SnoopyStyle It's Christmas in NYC. Divorced publisher Rose Collins (Susan Sarandon) struggles to survive the loneliness of the holidays. Her mother is in hospice with Alzheimers. She goes on a date with the much younger Marco from the office. Mike (Paul Walker) is a cop who is battling jealousy over his girlfriend Nina (Penélope Cruz). Mike is stalked by kindly and possibly delusional waiter Artie Venzuela (Alan Arkin). Jules (Marcus Thomas) has a plan to hurt himself so that he can attend the Christmas party at the hospital to relive his best Christmas as a kid.Screenwriter David Hubbard doesn't have much to his credit and Chazz Palminteri is not known as a director. They are able to gather some great actors but the various stories don't pull me in. Sarandon is somewhat interesting but I don't find the other stories that compelling. Paul Walker really bugged me. The movie moves very slowly. I feel a lot like Mike impatiently waiting for Artie's explanation. Strange or unlikely things keep happening that throws me for a loop. Loneliness at the holidays is an interesting theme but I'm not thrilled with this movie.

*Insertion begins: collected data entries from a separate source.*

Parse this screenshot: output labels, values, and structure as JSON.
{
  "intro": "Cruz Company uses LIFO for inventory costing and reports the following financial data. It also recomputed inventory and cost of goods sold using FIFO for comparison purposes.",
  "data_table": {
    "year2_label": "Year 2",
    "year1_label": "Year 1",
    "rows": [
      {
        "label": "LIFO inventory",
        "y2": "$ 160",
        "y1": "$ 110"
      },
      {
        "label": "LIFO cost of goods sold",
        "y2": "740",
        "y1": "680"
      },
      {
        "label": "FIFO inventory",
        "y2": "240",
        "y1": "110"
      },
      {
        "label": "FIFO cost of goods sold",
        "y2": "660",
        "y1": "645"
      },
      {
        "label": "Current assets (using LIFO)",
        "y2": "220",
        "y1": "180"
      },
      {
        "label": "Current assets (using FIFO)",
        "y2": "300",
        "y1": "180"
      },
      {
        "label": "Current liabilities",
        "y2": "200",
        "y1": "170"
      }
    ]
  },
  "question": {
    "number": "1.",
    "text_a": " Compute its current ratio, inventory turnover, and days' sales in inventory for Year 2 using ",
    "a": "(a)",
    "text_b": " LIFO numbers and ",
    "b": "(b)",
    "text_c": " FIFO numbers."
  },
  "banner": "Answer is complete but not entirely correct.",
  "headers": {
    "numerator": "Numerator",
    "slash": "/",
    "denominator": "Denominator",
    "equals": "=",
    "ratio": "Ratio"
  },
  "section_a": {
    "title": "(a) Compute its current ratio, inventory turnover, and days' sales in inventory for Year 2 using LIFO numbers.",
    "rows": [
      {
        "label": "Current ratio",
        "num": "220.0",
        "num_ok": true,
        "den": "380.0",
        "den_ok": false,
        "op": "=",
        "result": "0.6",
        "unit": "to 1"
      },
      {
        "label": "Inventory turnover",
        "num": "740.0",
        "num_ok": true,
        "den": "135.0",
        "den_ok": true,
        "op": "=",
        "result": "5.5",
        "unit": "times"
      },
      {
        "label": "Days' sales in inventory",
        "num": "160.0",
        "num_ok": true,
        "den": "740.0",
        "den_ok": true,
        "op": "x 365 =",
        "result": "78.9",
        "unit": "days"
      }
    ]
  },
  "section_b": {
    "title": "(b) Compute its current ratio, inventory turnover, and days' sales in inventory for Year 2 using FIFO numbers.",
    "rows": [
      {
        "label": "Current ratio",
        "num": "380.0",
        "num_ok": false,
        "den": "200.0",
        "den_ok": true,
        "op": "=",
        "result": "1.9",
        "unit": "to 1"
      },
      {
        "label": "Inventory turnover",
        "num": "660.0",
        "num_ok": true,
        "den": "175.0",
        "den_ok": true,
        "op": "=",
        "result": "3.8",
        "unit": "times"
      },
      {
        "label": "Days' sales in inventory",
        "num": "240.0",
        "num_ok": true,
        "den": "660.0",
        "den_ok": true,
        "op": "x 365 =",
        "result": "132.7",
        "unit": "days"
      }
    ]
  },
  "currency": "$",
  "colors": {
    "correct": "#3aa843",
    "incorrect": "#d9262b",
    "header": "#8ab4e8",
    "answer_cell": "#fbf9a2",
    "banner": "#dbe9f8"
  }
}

sixpence1106 Even though it was a few days after Christmas, I decided to stay in the spirit and watch a Christmas movie. When I saw the cast, I figured it had to be a good movie. As I started to watch the movie, it wasn't quite what I expected. It was a bit maudlin. I wasn't sure if I wanted to continue watching. I really hate giving up on a movie so I continued to do so. I was so glad I did. The cast was amazing and I loved how the stories intertwined. It was a little strange watching Paul Walker in a movie, so soon after his passing and found it rather heartbreaking. The stories themselves at times seem agonizing and painful, but somehow they managed to end the movie showing that there is always hope. I really enjoyed the movie and would recommend it to anyone who loves wonderful acting and interesting story lines. One of the best movies I've seen in a while.
jc-osms With some decent star power in the acting stakes I expected more from this confused mish-mash of a Christmas movie. The idea of entwining different individual stories into one isn't original but I thought that with a Yule-tide twist it might have come together better than it did.As usual, in the timeworn trail of George Bailey, we get a bunch of sad people at Christmas time needing a seasonal miracle to get them happily into the holiday spirit. However some of the stories are so slight and trite, they barely register, like the young man who deliberately gets himself hospitalised because he remembers a happy childhood Christmas there, away from his selfish parents, while in another bizarre episode, Alan Arkin is wasted as an old widower who tries to connect with a young cop, (Cruz's fiancé) telling him he's the reincarnation of his late wife.The main stories of lonely divorcée Susan Sarandon, with her Alzheimer's suffering mother meeting up with Robin Williams defrocked priest and Penelope Cruz as a young bride-to-be struggling with the jealousy of her fiancé, just about pass muster, but the movie falters when the stories shift focus, plus the editing is very poor. To give just one example, after Sarandon and Cruz fortuitously hook up early on in the piece, they opt out of the latter's family Christmas dinner, head to a café for what you'd expect to be a heart-to-heart chat, but which we actually never see happen and in fact they don't even meet up again. Indeed, the film doesn't really bring the five stories together at all, so that despite some decent acting by the principals it fails to gell and really transport the viewer into the Christmas spirit, even with some nice wintry New York city-scapes in the background.